Natural Gas Market Note | 03.30.2026
May futures roll to the front of the curve and push sharply lower.
Natural gas prices kicked off the week on a down note, with relatively steep losses spreading across the Summer 2026 strip. The May 2026 contract became the prompt month today and began its run on the front of the curve by shedding about 14 cents, pushing back firmly below $3.00 per MMBtu support. Losses were less pronounced further out the curve, with Winter 2026–27 dropping by $0.08 and Summer 2027 falling by just $0.03 per MMBtu.
Today’s losses were likely driven by expectations for lackluster demand in the coming weeks. The populous eastern third of the U.S. appears poised to remain warmer than normal for the entire two-week period, eliminating any material lingering heating load as the injection season ramps up. The southern tier of the country is beginning to see cooling demand pick up, but beyond the next five days, warmth is expected to subside and revert to a more neutral pattern.
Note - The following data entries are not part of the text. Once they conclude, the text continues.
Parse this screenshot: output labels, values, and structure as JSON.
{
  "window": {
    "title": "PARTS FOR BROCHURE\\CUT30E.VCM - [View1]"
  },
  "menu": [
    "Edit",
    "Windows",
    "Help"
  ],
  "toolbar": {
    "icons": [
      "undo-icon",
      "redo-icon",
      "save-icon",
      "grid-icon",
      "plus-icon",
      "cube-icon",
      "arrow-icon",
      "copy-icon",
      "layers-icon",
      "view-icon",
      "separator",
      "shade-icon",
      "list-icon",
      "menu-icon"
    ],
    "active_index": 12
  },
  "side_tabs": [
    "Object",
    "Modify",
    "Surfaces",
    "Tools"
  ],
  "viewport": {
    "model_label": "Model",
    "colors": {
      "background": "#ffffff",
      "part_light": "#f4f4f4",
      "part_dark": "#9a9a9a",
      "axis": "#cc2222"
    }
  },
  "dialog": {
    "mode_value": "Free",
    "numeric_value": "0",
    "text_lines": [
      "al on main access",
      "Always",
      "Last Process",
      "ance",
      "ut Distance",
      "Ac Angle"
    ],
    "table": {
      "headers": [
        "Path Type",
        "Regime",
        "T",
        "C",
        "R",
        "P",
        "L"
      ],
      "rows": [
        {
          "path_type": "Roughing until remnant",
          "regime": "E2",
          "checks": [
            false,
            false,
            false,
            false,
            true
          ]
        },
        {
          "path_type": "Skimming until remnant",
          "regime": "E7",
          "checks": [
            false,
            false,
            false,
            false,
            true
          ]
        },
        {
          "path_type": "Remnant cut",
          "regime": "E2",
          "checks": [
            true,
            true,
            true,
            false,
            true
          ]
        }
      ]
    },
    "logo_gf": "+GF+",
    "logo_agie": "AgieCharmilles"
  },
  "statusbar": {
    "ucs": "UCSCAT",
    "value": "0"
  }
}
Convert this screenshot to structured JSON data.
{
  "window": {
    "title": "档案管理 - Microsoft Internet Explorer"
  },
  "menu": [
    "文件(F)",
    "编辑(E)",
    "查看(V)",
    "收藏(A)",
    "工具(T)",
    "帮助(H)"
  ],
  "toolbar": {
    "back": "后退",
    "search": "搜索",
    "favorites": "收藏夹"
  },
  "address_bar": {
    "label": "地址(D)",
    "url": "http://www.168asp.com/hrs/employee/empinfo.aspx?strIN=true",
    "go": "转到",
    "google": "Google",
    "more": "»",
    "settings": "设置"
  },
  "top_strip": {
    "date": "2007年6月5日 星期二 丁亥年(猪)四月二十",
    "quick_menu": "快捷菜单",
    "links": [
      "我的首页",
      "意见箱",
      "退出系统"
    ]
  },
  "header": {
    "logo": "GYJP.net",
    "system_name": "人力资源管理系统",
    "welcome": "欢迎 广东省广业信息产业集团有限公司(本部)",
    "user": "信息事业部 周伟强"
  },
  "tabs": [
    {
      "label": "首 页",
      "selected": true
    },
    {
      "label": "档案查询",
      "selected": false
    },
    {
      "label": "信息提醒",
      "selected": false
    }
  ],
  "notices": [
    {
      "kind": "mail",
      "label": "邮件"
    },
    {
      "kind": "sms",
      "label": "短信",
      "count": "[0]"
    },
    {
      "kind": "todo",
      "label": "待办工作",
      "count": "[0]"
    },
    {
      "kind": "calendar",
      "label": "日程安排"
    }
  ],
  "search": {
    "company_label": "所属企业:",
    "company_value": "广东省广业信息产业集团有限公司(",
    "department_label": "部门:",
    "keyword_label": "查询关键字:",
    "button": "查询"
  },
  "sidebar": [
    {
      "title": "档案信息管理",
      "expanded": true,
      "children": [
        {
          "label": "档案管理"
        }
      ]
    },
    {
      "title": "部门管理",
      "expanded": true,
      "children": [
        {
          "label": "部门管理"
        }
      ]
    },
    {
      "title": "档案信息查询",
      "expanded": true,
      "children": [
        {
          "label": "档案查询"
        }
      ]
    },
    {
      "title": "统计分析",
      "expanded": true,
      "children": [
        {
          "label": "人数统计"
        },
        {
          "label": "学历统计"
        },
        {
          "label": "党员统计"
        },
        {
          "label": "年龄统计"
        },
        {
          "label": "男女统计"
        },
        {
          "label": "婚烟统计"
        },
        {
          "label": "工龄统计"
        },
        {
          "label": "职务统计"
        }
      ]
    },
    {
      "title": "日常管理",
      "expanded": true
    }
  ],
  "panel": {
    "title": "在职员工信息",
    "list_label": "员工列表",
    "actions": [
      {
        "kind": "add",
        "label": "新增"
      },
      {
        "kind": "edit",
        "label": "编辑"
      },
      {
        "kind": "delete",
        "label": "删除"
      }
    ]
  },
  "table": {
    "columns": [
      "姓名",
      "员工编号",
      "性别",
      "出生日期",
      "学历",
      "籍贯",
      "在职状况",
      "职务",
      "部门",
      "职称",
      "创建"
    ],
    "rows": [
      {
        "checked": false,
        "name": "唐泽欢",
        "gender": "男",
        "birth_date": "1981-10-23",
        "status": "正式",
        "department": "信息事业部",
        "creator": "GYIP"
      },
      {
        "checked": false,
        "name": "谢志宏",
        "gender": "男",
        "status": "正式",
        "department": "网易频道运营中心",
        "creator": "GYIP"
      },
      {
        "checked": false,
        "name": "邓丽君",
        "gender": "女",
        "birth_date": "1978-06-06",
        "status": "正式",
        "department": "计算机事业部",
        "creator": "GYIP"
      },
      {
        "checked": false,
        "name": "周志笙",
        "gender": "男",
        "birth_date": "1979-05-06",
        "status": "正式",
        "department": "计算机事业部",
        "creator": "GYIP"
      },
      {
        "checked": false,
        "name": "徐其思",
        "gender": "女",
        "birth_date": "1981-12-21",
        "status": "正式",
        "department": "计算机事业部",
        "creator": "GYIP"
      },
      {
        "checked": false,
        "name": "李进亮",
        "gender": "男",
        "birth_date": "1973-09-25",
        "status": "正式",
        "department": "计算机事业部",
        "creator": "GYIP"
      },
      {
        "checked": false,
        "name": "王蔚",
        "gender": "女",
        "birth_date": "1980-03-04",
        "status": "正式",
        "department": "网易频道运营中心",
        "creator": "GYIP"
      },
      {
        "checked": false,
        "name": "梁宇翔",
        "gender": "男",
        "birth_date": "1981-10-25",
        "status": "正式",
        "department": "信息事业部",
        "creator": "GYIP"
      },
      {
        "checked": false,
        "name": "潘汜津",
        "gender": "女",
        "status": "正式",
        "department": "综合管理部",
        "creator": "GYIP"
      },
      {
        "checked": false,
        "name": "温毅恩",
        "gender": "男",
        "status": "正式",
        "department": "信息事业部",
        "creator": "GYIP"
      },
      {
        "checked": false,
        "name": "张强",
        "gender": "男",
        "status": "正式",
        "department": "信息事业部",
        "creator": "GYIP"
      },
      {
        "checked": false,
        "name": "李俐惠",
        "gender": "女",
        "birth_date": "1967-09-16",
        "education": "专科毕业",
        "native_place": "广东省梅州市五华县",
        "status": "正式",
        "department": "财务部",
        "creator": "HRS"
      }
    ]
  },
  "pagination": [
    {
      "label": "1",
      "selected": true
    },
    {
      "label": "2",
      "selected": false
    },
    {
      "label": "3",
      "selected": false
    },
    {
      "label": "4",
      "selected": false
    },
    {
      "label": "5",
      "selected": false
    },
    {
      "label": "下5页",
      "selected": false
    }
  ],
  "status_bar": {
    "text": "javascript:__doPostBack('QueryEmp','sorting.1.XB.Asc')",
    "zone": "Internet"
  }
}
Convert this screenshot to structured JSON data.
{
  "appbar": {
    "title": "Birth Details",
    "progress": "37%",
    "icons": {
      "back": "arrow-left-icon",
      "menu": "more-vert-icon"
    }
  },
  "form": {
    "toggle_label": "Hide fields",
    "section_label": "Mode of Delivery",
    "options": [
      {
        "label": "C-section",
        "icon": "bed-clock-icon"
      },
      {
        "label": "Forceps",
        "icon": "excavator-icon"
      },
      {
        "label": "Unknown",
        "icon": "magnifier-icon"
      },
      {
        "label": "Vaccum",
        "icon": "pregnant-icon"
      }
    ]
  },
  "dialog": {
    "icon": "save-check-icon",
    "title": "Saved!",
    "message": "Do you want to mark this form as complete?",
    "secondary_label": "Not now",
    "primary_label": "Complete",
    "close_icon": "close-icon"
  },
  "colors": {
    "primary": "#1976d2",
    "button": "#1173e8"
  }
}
Despite bearish weather, the market continues to find a level of support from record LNG exports. Feedgas into the nation’s liquefaction terminals has been running near 20 Bcf per day and should see another uptick soon as Train 1 enters service at Golden Pass. The facility has been taking in a small volume of feedgas in recent months and reportedly produced its first LNG ahead of commercial operations. Train 1 is expected to add about 0.8 Bcf per day of new demand, with Trains 2 and 3 anticipated to come online over the next 18 months.